Happy Sunday and welcome to Investing in AI! I’m Rob May, CEO at BrandGuard, and host of the AI Innovator’s Podcast. I’m also a very active angel investor in the AI space, and today I want to discuss some of the things I’ve seen work in the past for pivoting AI companies.
I made my first AI startup investment in June of 2015. It’s been over 100 investments later and I’ve been quite lucky that when those early AI companies failed, they teams and/or tech usually got picked up by someone who needed AI talent. A few have turned into nice outcomes. But now that AI is more pervasive, it won’t be so easy to land a failing company somewhere. You may have to pivot. In my experience, this is something many entrepreneurs do poorly, so I want to provide a list of questions to ask yourself if you are going through it that may help you find the right new direction.
If your direct model isn’t working, is there a channel model that works? It’s very common for AI companies to struggle to sell direct, but it’s the way most SaaS companies were built so most of the sales and marketing folks in tech these days are most familiar with a direct model. But I’ve invested in a few AI companies that struggled to sell direct but partnered with various types of solution providers as a channel partners and had good success.
What value does your data have? The most practical way to pivot is to find a good use case for the existing data. Consider whether you can combine it with other forms of data for some uncommon or non-obvious predictive value.
How valuable is your customer as a data generator? Some data sets related to certain types of people or professions are difficult to collect. If you built a good user base or deep customer relationships in a group like that, and they have some trust, consider what data they may have, or be able to generate, that you could get that others couldn’t
Is there a data equivalent of lead gen for your business? In the early days of the web, people made a lot of money building simple lead generation businesses. For example, build a mortgage calculator, and sell the user leads to a mortgage company. Building apps or games to collect data sets is a similar opportunity.

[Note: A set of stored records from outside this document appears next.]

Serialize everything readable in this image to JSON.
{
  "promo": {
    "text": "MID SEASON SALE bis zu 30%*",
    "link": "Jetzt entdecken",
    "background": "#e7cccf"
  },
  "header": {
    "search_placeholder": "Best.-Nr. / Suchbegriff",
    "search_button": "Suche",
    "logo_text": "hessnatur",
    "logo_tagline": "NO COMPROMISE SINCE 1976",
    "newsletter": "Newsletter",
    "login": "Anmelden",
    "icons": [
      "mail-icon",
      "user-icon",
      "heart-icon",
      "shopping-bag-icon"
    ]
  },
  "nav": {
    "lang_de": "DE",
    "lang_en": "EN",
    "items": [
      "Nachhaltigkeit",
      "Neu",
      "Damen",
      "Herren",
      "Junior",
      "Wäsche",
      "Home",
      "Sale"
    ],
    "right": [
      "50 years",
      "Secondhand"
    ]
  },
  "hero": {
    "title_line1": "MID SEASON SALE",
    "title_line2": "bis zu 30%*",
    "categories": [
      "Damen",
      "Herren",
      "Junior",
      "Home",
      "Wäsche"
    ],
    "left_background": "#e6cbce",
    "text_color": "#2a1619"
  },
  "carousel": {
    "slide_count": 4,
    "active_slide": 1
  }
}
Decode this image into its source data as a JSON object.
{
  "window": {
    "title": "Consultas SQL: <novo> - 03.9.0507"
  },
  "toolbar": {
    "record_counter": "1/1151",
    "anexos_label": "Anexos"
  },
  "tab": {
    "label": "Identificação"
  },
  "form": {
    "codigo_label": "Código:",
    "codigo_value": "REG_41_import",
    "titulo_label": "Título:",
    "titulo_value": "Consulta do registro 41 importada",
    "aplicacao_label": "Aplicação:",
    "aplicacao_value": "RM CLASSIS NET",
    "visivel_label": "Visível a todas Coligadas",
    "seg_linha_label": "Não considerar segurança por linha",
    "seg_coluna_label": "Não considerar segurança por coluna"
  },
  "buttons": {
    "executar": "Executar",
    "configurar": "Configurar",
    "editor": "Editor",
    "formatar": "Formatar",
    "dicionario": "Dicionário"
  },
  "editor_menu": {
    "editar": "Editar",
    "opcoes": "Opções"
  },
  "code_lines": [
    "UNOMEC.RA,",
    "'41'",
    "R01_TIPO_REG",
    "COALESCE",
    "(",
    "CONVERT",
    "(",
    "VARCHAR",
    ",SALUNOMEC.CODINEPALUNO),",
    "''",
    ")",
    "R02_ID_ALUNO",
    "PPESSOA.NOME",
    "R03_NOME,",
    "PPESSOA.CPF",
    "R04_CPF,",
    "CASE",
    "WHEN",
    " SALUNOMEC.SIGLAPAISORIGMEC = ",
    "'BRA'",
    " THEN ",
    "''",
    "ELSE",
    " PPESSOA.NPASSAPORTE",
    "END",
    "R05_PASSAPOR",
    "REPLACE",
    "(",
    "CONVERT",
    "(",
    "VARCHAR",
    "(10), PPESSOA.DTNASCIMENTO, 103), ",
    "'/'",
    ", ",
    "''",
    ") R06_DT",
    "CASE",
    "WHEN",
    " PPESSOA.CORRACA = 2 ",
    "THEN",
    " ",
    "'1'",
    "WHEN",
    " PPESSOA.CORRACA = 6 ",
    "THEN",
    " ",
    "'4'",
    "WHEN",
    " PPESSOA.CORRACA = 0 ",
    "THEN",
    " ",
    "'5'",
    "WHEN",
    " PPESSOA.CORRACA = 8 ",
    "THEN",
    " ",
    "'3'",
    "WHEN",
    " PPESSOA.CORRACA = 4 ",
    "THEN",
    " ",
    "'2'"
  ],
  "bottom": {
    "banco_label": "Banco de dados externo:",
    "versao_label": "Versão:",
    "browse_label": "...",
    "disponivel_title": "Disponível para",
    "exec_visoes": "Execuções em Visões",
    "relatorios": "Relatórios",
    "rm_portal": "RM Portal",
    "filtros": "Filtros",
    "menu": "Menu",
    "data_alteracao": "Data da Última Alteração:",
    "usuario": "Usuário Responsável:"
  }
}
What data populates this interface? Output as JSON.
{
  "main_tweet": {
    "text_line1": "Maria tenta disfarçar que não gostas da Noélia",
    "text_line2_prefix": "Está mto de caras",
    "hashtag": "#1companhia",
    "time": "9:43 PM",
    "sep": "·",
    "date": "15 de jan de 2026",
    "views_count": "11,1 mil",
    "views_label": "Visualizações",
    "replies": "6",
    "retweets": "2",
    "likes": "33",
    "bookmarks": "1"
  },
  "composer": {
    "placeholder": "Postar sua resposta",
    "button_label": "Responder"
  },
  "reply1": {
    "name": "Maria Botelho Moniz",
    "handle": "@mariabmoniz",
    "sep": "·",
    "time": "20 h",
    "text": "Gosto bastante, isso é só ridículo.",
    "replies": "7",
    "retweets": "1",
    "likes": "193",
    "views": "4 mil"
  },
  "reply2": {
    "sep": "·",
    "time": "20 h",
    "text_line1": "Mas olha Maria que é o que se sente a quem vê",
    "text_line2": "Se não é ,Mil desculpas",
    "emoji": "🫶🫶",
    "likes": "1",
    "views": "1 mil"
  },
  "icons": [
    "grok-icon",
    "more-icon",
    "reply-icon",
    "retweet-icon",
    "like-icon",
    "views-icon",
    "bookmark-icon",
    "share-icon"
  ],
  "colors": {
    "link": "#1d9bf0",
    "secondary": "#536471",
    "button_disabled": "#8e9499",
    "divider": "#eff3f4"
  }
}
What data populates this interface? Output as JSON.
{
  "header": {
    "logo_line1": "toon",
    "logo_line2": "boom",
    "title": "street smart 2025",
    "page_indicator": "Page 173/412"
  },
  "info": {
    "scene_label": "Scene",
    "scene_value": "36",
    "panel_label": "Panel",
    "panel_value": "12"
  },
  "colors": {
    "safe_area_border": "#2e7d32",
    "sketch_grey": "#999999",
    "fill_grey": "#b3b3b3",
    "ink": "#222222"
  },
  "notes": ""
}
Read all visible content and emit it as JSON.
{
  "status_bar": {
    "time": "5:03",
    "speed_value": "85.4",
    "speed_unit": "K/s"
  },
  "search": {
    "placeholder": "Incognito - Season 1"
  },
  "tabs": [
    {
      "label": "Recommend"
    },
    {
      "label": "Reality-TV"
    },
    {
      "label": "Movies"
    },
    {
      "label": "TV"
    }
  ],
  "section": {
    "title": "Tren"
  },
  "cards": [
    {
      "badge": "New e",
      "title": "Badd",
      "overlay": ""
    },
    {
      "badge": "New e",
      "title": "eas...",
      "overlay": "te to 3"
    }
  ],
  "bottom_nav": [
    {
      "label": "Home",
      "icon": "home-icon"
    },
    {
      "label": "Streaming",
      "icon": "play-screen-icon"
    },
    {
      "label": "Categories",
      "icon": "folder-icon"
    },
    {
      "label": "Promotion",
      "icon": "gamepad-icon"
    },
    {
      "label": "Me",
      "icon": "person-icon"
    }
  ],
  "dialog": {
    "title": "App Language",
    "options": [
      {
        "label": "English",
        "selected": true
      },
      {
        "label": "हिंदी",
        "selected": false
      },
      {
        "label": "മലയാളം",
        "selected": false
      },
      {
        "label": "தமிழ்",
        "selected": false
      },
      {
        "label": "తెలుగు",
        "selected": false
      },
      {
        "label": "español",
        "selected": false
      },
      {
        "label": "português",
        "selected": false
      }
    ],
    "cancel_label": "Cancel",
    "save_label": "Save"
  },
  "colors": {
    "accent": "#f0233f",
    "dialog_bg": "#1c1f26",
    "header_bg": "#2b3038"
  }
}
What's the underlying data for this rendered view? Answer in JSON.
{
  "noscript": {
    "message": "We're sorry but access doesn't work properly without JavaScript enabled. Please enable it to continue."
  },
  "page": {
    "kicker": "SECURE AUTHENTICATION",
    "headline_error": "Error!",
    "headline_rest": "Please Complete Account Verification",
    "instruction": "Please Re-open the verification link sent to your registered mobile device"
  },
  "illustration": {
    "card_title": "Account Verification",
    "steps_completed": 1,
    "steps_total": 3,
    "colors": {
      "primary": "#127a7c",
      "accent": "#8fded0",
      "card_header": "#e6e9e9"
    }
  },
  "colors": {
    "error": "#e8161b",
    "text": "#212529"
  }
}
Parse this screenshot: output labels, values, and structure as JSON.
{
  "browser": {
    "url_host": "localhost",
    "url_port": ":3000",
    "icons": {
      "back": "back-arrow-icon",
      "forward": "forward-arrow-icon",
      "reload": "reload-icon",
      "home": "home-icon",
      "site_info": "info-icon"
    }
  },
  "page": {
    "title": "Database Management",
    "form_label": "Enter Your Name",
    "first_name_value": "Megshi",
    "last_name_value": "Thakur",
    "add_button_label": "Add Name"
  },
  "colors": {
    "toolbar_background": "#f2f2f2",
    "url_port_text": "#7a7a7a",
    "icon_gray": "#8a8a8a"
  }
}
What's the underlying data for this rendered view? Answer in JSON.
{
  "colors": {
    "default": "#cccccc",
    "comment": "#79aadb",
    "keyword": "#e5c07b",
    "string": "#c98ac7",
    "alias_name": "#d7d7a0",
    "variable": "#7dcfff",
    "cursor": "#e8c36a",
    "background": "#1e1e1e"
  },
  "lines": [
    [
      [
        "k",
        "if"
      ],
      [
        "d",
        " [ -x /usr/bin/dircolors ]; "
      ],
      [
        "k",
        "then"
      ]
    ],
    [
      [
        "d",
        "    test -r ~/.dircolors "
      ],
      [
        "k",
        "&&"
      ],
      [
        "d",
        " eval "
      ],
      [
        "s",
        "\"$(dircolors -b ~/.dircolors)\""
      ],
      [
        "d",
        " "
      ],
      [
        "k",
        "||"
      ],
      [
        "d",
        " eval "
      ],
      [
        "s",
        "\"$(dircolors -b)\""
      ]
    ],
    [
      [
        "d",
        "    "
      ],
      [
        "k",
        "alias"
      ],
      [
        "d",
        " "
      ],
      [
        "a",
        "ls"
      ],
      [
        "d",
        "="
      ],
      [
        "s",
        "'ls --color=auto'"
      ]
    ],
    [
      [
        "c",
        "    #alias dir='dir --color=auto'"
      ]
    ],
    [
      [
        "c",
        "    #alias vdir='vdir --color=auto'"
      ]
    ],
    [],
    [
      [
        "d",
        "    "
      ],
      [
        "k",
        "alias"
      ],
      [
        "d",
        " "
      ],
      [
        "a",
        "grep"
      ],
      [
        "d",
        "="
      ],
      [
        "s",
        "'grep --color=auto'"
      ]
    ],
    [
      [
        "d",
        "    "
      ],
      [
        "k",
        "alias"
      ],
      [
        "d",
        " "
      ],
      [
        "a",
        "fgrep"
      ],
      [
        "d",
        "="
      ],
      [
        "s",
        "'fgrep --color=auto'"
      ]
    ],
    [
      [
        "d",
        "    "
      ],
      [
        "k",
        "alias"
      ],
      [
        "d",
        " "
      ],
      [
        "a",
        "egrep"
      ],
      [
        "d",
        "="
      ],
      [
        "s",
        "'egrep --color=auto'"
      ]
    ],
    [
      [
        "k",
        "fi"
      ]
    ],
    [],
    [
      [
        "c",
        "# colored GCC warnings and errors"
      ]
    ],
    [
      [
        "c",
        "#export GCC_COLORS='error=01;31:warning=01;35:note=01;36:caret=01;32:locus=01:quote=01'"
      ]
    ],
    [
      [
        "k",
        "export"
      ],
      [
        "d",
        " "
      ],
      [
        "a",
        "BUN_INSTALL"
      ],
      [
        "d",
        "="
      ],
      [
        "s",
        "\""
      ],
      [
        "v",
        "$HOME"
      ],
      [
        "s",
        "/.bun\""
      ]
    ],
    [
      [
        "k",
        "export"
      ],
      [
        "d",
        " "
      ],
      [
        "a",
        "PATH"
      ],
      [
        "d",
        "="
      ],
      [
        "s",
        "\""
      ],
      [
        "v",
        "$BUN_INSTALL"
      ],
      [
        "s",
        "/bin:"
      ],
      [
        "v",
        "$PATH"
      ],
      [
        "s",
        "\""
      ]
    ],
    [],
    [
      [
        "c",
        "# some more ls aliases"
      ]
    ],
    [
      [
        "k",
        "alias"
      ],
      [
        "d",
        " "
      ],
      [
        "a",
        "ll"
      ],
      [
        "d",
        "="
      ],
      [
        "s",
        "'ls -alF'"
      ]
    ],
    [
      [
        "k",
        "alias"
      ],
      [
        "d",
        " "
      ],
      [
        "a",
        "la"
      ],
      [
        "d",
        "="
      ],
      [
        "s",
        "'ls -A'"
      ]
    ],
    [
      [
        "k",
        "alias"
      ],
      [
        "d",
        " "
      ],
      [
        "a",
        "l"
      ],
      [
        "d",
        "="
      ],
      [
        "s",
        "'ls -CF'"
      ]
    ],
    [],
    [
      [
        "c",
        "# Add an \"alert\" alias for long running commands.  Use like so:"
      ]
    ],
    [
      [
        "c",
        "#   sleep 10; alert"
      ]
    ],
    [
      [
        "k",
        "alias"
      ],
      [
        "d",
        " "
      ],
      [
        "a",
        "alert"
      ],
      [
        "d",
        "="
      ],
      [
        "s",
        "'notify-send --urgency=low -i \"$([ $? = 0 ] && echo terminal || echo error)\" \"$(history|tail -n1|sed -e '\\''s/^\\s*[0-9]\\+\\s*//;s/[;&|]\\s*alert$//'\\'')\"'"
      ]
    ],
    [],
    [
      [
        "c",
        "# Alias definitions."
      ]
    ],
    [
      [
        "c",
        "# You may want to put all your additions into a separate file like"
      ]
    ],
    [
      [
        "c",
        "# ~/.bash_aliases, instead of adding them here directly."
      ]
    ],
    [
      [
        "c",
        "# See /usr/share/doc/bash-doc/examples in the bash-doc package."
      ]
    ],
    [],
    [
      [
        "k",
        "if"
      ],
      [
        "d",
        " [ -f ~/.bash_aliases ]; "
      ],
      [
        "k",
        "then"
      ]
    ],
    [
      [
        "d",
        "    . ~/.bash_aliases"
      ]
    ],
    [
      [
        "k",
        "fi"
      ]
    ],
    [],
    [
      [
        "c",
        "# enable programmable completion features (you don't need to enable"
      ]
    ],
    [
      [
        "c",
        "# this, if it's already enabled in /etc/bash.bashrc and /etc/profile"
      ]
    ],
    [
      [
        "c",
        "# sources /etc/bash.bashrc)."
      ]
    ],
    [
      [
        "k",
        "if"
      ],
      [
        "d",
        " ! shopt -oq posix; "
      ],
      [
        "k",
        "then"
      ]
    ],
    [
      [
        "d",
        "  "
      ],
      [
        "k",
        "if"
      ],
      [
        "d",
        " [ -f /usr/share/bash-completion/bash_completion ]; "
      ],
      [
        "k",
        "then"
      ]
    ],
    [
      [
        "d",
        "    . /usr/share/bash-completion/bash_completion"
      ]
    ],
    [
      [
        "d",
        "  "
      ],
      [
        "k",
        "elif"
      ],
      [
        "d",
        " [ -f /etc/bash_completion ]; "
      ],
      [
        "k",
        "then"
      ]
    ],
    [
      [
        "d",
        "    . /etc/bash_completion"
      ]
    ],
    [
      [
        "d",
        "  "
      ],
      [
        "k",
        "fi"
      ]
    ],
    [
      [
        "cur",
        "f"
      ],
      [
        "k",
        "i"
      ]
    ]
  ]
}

Can you be a plugin to some other app? VCs don’t generally back lightweight apps that could be features of other larger platforms, so you may have been initially discouraged from this. But that can actually be a great place to start if you can build off that in new directions some day.
In general, my advice is to pivot into your market learnings, not into what you’ve built. There is a temptation to always play into the sunk cost fallacy and say “we have this tool, who can we sell it to?” That works sometimes, but startups are really learning machines and there is a chance you’ve learned a lot. Do the harder pivot into what you’ve learned.
In fact, “pivotability” is something I consider in my angel investments. I go into it thinking the company is probably wrong about many things, and I try to make a guess for how easy it will be to pivot into other areas. Is the tech unique? Is the customer profile valuable and underserved? Is the team fast and flexible? If so, there is a good chance I’ll do the deal even if I’m not crazy about the initial idea.
Investing around pivotability has been wildly successful, and lead to some of my best investments. So don’t be afraid of the pivot. Many of the best companies have one in their past.
Thanks for reading.
Will it be as hard to sell direct going forward?
That must be changing in the last year or so as business leaders got the memo that AI has arrived, yes?